Notre communauté a découvert brutalement la création d’un label d’unité « CNRS Key Labs » lors de la conférence des Directeurs d’unités le 12 décembre 2024. Ce label est un choix assumé par la direction générale du CNRS. La direction du CNRS justifie de « mettre en cohérence la politique du CNRS avec celle de ses moyens ».
Les Key Labs(KL) : le mauvais outil
Le statut de « CNRS Key Lab » ne sera attribué qu’à 26% des unités qui seront « mieux mises en valeur et mieux accompagnées » que les autres unités. Les critères qui prévalent à ce statut ne relèvent pas nécessairement d’une évaluation scientifique. C’est probablement pour cette raison que le Conseil Scientifique comme l’ensemble du Comité National de la Recherche scientifique (les CSIs et les sections) n’ont pas été associés ni même consultés sur ce concept.
Le choix et les critères sont avant tout mercantiles et idéologiques. Ils nient l’importance de la recherche dans tous les domaines de la connaissance. Ils auront notamment des conséquences dévastatrices et rapides dans les unités de petites tailles ou celles où le CNRS aura laissé les effectifs péricliter. Ce sera la double peine pour elles, car les postes IT seront attribués préférentiellement. Ce dispositif va générer un biais d’attractivité pour les jeunes candidat.es dont l’intérêt sera de privilégier les KL en raison de l’environnement de travail, et incitera fortement à des mobilités internes.
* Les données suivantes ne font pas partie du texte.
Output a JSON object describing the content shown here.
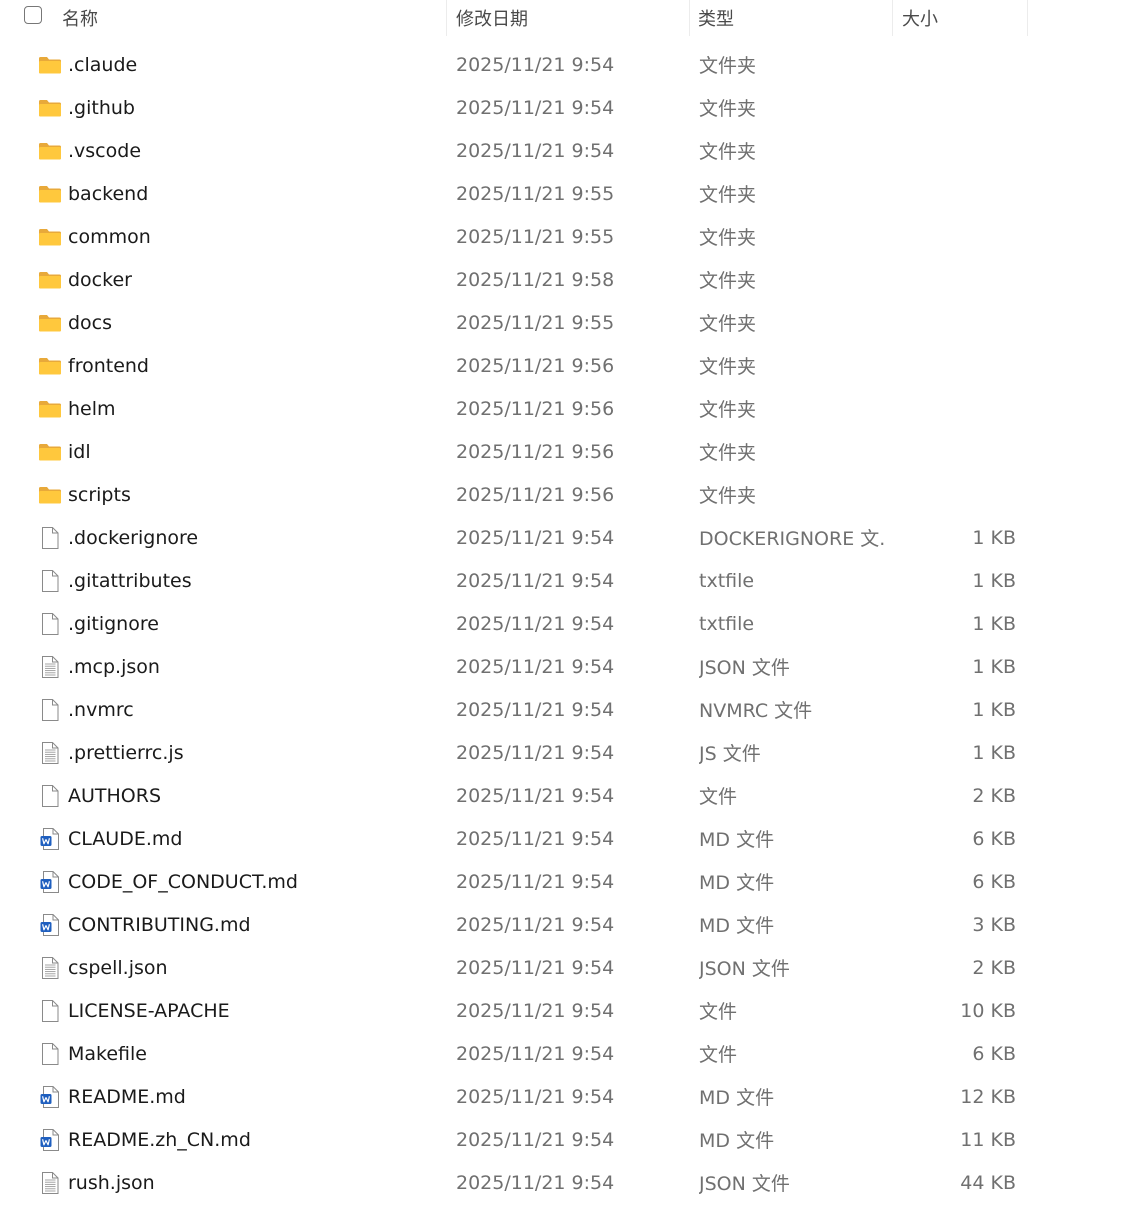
{
  "header": {
    "name_label": "名称",
    "date_label": "修改日期",
    "type_label": "类型",
    "size_label": "大小"
  },
  "files": [
    {
      "name": ".claude",
      "date": "2025/11/21 9:54",
      "type": "文件夹",
      "size": "",
      "icon": "folder-icon"
    },
    {
      "name": ".github",
      "date": "2025/11/21 9:54",
      "type": "文件夹",
      "size": "",
      "icon": "folder-icon"
    },
    {
      "name": ".vscode",
      "date": "2025/11/21 9:54",
      "type": "文件夹",
      "size": "",
      "icon": "folder-icon"
    },
    {
      "name": "backend",
      "date": "2025/11/21 9:55",
      "type": "文件夹",
      "size": "",
      "icon": "folder-icon"
    },
    {
      "name": "common",
      "date": "2025/11/21 9:55",
      "type": "文件夹",
      "size": "",
      "icon": "folder-icon"
    },
    {
      "name": "docker",
      "date": "2025/11/21 9:58",
      "type": "文件夹",
      "size": "",
      "icon": "folder-icon"
    },
    {
      "name": "docs",
      "date": "2025/11/21 9:55",
      "type": "文件夹",
      "size": "",
      "icon": "folder-icon"
    },
    {
      "name": "frontend",
      "date": "2025/11/21 9:56",
      "type": "文件夹",
      "size": "",
      "icon": "folder-icon"
    },
    {
      "name": "helm",
      "date": "2025/11/21 9:56",
      "type": "文件夹",
      "size": "",
      "icon": "folder-icon"
    },
    {
      "name": "idl",
      "date": "2025/11/21 9:56",
      "type": "文件夹",
      "size": "",
      "icon": "folder-icon"
    },
    {
      "name": "scripts",
      "date": "2025/11/21 9:56",
      "type": "文件夹",
      "size": "",
      "icon": "folder-icon"
    },
    {
      "name": ".dockerignore",
      "date": "2025/11/21 9:54",
      "type": "DOCKERIGNORE 文...",
      "size": "1 KB",
      "icon": "blank-file-icon"
    },
    {
      "name": ".gitattributes",
      "date": "2025/11/21 9:54",
      "type": "txtfile",
      "size": "1 KB",
      "icon": "blank-file-icon"
    },
    {
      "name": ".gitignore",
      "date": "2025/11/21 9:54",
      "type": "txtfile",
      "size": "1 KB",
      "icon": "blank-file-icon"
    },
    {
      "name": ".mcp.json",
      "date": "2025/11/21 9:54",
      "type": "JSON 文件",
      "size": "1 KB",
      "icon": "text-file-icon"
    },
    {
      "name": ".nvmrc",
      "date": "2025/11/21 9:54",
      "type": "NVMRC 文件",
      "size": "1 KB",
      "icon": "blank-file-icon"
    },
    {
      "name": ".prettierrc.js",
      "date": "2025/11/21 9:54",
      "type": "JS 文件",
      "size": "1 KB",
      "icon": "text-file-icon"
    },
    {
      "name": "AUTHORS",
      "date": "2025/11/21 9:54",
      "type": "文件",
      "size": "2 KB",
      "icon": "blank-file-icon"
    },
    {
      "name": "CLAUDE.md",
      "date": "2025/11/21 9:54",
      "type": "MD 文件",
      "size": "6 KB",
      "icon": "word-file-icon"
    },
    {
      "name": "CODE_OF_CONDUCT.md",
      "date": "2025/11/21 9:54",
      "type": "MD 文件",
      "size": "6 KB",
      "icon": "word-file-icon"
    },
    {
      "name": "CONTRIBUTING.md",
      "date": "2025/11/21 9:54",
      "type": "MD 文件",
      "size": "3 KB",
      "icon": "word-file-icon"
    },
    {
      "name": "cspell.json",
      "date": "2025/11/21 9:54",
      "type": "JSON 文件",
      "size": "2 KB",
      "icon": "text-file-icon"
    },
    {
      "name": "LICENSE-APACHE",
      "date": "2025/11/21 9:54",
      "type": "文件",
      "size": "10 KB",
      "icon": "blank-file-icon"
    },
    {
      "name": "Makefile",
      "date": "2025/11/21 9:54",
      "type": "文件",
      "size": "6 KB",
      "icon": "blank-file-icon"
    },
    {
      "name": "README.md",
      "date": "2025/11/21 9:54",
      "type": "MD 文件",
      "size": "12 KB",
      "icon": "word-file-icon"
    },
    {
      "name": "README.zh_CN.md",
      "date": "2025/11/21 9:54",
      "type": "MD 文件",
      "size": "11 KB",
      "icon": "word-file-icon"
    },
    {
      "name": "rush.json",
      "date": "2025/11/21 9:54",
      "type": "JSON 文件",
      "size": "44 KB",
      "icon": "text-file-icon"
    }
  ],
  "colors": {
    "folder_front": "#ffc83d",
    "folder_back": "#e8a93a",
    "word_blue": "#1f5fbf"
  }
}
Les Key Labs changeront nos métiers
Ce dispositif sera structurant et compromet les missions fondamentales du CNRS. En l’état, l’établissement renonce à couvrir largement les disciplines et à participer au développement du front continu des connaissances. Il renonce aussi à son caractère national avec un repli sur une minorité ciblée d’unités. Il constitue un élément supplémentaire d’opposition et de compétition accrue des chercheurs entre eux. Alors que la compétition internationale est déjà rude, créer ce différentiel au sein même de nos établissements nous semble absurde et sera terriblement improductif pour l’ESR français.
Pour les personnels ingénieurs et techniciens, ce projet est particulièrement dangereux. La description faite des KL indique qu’ils ont vocation à accueillir toutes les plateformes technologiques et de services, même si l’accès à ces plateformes restera possible pour l’ensemble de la communauté scientifique. Nous connaissons déjà les conséquences de ce genre de restructurations. Ces choix d’organisation du travail modifient considérablement nos métiers. Les personnels ingénieurs et techniciens ne serons plus impliqués dans le développement des connaissances et des savoir-faire, et leurs activités seront réduites à une suite de prestations décorrélées des objectifs et des contextes expérimentaux. Il s’agirait alors d’une organisation de la prestation « au ticket » comme aux rayons boucheries des hypermarchés. Cela souligne un mépris et une méconnaissance du rôle réel des IT dans les unités et dans leurs contributions à la recherche.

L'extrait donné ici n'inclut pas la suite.